Black consumers account for a disproportionate amount of product sales in a number of fast-moving consumer goods categories. Again, with $1.2 trillion in spending power, African-American consumers are an important population for smart brands that want to grow market share and brand preference. More importantly, the data suggests that Black consumer spending already significantly affects the bottom line in many categories and industries, and brands can’t afford to lose favor or traction with this segment without potential negative impact.
The enormous buying potential of Black consumers has put a spotlight on many popular brands’ ability to navigate the nuances of culturally relevant and socially conscious marketing.

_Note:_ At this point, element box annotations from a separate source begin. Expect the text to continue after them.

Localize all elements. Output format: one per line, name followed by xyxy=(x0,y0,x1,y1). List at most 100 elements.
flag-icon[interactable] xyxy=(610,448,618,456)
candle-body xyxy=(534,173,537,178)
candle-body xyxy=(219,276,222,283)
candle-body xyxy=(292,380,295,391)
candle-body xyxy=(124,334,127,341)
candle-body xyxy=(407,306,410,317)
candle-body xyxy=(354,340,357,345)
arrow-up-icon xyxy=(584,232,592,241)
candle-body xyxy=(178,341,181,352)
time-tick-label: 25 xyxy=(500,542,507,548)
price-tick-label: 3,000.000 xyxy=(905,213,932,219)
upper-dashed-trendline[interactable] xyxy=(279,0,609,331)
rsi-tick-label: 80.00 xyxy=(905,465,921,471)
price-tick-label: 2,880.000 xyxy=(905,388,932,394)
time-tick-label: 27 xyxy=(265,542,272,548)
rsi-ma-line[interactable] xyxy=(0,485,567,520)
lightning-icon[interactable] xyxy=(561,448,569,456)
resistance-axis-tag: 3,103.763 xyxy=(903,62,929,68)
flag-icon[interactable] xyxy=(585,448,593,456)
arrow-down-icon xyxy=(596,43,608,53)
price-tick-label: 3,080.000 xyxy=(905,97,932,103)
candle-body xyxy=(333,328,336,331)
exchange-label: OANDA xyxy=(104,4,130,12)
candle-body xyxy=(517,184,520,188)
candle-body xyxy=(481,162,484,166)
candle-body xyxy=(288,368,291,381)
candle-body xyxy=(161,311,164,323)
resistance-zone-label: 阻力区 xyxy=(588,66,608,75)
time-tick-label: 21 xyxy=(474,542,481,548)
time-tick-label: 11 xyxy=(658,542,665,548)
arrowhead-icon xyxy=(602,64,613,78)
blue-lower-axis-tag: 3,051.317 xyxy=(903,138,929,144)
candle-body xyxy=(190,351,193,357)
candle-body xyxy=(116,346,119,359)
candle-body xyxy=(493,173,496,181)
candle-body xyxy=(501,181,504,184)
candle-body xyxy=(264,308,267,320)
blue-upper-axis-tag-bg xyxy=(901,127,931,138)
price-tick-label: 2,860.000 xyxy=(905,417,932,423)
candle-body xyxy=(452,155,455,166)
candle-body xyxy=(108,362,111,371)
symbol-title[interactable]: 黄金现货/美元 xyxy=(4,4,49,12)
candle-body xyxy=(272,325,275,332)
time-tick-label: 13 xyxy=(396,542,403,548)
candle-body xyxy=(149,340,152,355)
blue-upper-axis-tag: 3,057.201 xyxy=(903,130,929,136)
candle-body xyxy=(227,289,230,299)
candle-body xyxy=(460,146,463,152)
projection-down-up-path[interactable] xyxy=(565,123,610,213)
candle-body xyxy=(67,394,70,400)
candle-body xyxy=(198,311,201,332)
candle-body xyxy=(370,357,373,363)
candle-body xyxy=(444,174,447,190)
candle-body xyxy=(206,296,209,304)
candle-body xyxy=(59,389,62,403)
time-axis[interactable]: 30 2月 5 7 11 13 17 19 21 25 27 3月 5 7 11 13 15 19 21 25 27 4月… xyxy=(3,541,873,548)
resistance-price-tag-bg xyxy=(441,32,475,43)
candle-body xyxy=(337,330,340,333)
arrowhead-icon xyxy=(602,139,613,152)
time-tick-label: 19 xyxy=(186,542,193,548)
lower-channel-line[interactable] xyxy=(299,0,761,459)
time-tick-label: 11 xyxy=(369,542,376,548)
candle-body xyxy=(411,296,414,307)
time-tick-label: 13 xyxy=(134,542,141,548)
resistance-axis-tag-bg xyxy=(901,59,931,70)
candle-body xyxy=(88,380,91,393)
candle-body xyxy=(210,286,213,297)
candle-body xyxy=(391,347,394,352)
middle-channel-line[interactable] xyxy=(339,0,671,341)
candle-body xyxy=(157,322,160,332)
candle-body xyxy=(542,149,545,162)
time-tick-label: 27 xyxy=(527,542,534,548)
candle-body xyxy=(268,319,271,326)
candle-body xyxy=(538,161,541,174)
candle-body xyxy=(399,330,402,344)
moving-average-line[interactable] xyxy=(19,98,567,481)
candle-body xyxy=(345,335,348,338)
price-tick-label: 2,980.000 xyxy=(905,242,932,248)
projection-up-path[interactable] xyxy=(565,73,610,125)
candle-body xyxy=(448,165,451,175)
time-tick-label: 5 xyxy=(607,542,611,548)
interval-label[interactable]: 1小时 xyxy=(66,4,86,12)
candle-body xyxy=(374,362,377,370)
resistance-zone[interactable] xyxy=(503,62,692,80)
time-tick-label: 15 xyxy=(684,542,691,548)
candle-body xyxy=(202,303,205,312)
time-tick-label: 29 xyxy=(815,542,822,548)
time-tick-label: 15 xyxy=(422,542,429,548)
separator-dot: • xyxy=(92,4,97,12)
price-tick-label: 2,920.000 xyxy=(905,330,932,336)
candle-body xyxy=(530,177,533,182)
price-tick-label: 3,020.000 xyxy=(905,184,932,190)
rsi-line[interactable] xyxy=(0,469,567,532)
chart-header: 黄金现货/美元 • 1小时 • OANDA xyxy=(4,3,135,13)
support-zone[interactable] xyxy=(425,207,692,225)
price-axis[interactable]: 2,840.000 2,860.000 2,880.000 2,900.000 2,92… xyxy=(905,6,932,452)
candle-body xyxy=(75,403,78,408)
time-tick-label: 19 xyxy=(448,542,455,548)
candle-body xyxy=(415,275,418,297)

African Americans are more likely than non-Hispanic white peers to interact with brands on social media or to use social networks to support companies and brands (44 percent more likely). As the almost nuclear power of social media collides with an increasingly educated, affluent, tech-savvy Black consumer base, there’s never been a more critical time for companies to build and sustain deeper, more meaningful connections with Black consumers—not only to grow their relationships, but to protect them.
“When it comes to African-American consumer spend, there are millions, sometimes billions of dollars in revenue at stake,” said Andrew McCaskill, senior vice president, Global Communications and Multicultural Marketing, Nielsen. “With 43 percent of the 75 million Millennials in the U.S. identifying as African-American, Hispanic or Asian, if a brand doesn’t have a multicultural strategy, it doesn’t have a growth strategy. The business case for multicultural outreach is clear. African-American consumers, and all diverse consumers, want to see themselves authentically represented in marketing, and they want brands to recognize their value to the bottomline.”